Porcher was of Huguenot stock. His family had reached England by way of the Carolinas. The junior branch specialized in the Indian trade, and Henry and his brothers, Thomas, George and Charles, were born in Madras, where their father was employed in the East India Company’s civil service. Thomas served with the Company before joining the family’s East India agency, and with Charles (later of Clyffe, Dorset) and George (afterwards rector of Maiden Erleigh, Berkshire) intended for the law and the church, it was Henry who joined the family firm in London following Thomas’s death in 1812, becoming a partner on his father’s retirement in 1816. Edward Fletcher and James Alexander* joined them that year and they subsequently traded as Fletcher, Alexander and Company of Devonshire Square.
He is not known to have spoken in debate. He voted with the Liverpool ministry against parliamentary reform, 20 Feb., 1 June 1823. He divided against Catholic relief, 1 Mar., 10 May 1825, and was correctly described in a radical publication that session as a Member who ‘attended occasionally, and voted with ministers’.

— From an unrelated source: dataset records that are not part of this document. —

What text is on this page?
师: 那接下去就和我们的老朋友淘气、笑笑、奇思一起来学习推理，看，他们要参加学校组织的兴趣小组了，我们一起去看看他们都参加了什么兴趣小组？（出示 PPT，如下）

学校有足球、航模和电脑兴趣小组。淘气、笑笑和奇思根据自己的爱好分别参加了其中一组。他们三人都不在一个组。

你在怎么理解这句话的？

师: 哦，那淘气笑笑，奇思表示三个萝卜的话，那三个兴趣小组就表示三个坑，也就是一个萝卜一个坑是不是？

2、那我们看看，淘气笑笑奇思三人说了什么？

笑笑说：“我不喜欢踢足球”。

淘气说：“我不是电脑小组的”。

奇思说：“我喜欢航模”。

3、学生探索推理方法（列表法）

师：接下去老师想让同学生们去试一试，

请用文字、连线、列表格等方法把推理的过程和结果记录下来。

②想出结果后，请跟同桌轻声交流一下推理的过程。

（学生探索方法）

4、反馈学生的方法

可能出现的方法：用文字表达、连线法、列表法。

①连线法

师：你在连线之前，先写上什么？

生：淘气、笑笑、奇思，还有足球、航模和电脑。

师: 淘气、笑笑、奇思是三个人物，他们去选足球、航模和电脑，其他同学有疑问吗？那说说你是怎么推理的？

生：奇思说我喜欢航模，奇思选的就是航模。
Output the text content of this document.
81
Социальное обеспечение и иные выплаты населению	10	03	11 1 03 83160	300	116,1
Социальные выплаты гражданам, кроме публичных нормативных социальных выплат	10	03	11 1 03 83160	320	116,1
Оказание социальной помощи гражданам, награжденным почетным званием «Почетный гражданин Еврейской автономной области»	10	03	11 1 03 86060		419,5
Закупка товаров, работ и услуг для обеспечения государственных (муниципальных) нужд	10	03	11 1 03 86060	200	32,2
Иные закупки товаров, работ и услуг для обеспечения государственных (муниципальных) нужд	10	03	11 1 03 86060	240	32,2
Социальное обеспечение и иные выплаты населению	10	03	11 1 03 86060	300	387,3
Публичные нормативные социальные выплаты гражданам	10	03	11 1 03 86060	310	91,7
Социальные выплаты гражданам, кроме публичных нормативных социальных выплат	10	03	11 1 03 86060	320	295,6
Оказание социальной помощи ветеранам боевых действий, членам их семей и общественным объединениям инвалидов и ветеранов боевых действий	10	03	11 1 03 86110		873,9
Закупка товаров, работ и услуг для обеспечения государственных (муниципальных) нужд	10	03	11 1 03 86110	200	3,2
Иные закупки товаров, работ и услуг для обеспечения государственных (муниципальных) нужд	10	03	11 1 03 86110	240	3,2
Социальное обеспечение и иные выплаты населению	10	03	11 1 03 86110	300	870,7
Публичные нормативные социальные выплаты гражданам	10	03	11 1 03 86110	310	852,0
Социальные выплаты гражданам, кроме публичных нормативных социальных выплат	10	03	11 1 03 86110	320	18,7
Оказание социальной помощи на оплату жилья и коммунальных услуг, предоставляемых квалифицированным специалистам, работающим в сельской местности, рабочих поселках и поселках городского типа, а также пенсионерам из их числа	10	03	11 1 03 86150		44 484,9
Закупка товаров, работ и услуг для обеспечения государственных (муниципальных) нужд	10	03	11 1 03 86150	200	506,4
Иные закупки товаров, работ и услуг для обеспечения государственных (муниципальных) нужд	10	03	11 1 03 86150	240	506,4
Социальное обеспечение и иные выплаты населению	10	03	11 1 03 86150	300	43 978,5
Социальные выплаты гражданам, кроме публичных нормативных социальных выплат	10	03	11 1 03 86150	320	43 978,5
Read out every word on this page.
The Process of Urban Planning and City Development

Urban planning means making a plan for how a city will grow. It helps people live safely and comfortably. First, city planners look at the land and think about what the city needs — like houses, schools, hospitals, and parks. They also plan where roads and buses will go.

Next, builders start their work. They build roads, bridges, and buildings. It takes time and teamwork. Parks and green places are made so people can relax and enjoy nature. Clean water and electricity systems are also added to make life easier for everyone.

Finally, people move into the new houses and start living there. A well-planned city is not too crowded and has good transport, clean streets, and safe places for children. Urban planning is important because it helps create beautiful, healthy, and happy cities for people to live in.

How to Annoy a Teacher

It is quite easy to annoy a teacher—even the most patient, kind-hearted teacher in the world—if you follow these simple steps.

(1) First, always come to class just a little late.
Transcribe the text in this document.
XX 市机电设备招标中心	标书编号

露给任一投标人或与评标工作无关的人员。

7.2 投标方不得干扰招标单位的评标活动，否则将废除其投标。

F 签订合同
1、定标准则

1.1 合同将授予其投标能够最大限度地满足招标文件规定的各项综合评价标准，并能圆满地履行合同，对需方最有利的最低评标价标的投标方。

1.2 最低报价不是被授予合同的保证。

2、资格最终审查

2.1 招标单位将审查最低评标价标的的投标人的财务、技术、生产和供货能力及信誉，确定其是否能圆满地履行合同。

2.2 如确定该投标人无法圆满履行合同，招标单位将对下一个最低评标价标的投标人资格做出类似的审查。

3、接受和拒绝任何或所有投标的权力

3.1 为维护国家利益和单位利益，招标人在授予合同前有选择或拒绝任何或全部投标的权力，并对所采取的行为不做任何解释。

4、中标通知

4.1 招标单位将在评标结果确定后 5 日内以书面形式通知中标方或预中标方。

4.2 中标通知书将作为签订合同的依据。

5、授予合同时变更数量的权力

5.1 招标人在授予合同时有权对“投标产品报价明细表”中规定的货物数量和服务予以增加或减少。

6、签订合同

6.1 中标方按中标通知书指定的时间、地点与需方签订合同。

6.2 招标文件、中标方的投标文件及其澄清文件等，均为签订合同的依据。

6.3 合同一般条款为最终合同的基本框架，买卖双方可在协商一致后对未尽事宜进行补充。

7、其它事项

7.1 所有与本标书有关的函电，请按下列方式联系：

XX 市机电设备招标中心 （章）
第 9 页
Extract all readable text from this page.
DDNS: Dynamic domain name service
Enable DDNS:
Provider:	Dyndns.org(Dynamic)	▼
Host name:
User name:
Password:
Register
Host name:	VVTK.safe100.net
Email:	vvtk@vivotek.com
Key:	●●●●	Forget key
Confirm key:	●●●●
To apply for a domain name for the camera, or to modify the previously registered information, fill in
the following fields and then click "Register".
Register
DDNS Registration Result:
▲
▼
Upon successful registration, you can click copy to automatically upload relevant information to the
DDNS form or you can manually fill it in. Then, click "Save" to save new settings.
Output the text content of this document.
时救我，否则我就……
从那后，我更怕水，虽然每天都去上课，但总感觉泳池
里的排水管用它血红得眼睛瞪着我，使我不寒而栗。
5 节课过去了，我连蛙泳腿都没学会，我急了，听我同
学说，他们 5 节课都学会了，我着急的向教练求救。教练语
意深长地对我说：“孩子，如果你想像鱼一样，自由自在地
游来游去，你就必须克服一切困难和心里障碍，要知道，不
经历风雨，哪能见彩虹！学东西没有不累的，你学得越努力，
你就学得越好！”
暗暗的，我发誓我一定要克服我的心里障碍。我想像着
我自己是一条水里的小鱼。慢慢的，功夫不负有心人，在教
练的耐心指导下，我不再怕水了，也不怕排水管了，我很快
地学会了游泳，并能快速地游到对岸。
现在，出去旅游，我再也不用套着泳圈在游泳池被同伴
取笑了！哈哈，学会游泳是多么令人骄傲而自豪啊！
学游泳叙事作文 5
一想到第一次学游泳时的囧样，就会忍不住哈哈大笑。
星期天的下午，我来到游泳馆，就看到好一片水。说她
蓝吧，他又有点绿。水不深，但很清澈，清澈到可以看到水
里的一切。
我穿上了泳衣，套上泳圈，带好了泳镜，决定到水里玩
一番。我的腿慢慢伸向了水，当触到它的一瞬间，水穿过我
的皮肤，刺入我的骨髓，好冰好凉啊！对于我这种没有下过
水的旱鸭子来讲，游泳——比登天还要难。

The previous year he had become a director of the Bank, a position he held until 1843, when he also retired as one of the capital’s deputy lieutenants. Fletcher, Alexander and Company traded until at least 1861, but it remains unclear how long Porcher, who in 1843 took a 21-year lease on Park House, Heckfield (part of the duke of Wellington’s estate on the Berkshire-Hampshire border) remained a partner. He died near Heckfield in November 1857, following a fall from his horse. By his will, dated 17 May 1835 and proved 28 Jan. 1858, he left all his property to his wife.